September 20th 2021
6 Signs Your Child Has A Food AllergyJanuary 22, 2021 1:40 pm
It seems more children are becoming allergic to certain foods, although the reasons for this situation are largely unknown. Unfortunately, parents won’t know their child is allergic to a certain food until they have a reaction, and that can be quite frightening. While many reactions are mild, others can be severe, so parents should be aware of these 6 signs your child has a food allergy.
Common Foods That Cause Allergies
A food allergy occurs when a child’s immune system overreacts and creates antibodies to fight away what it perceives as dangerous, like a virus. This immune reaction is what causes the allergic symptoms.
There is a group of foods that seems to cause most allergic reactions in children. They include milk and eggs, peanuts, tree nuts like walnuts, almonds, pistachios and cashews, sesame, fish, shellfish, wheat, and soy. In fact, peanut allergies alone tripled from 1997 to 2016 in children.
5 Signs To Help Parents Identify Food Allergies
There are common signs of food allergies in children.
Most children will have a reaction to something they consumed within 30 to 60 minutes. Rarely does it go beyond the hour.

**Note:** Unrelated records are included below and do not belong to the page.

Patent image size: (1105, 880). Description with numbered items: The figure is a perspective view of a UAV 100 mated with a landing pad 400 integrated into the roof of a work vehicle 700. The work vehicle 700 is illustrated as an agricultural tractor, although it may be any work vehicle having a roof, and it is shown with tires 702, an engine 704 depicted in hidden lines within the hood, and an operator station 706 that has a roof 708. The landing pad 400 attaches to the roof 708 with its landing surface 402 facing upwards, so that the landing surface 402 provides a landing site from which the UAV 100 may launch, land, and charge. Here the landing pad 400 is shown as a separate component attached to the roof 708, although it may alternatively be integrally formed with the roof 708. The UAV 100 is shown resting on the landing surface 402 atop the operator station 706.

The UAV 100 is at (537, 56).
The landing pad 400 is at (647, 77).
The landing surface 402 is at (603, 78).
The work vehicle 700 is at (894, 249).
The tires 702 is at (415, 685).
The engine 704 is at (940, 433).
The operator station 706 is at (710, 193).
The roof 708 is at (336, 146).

A rash like hives is a common symptom, and it will appear with red itchy bumps. They may itch around the mouth and ears.
Intestinal Tract Upset
These symptoms can include abdominal pain, diarrhea, and vomiting.
This is obviously a frightening symptom. Wheezing and shortness of breath are common responses to an allergy. The lips, tongue, and face may become swollen. One other troublesome symptom is a change in your child’s voice.
Cold Like Symptoms
Cold like symptoms can include sudden coughing, sneezing, and congestion with a runny nose shortly after eating one of the suspicious foods.
Anaphylaxis is a severe allergic reaction that needs immediate medical treatment.
It includes the following symptoms:
- Chest pain
- Trouble swallowing
- Turning blue
- Weak pulse
When To Seek Treatment
Mild allergic reactions can be treated at home with Benadryl or Zyrtec. Once your child has had an allergic reaction, it is best to have epinephrine available and know how to use it.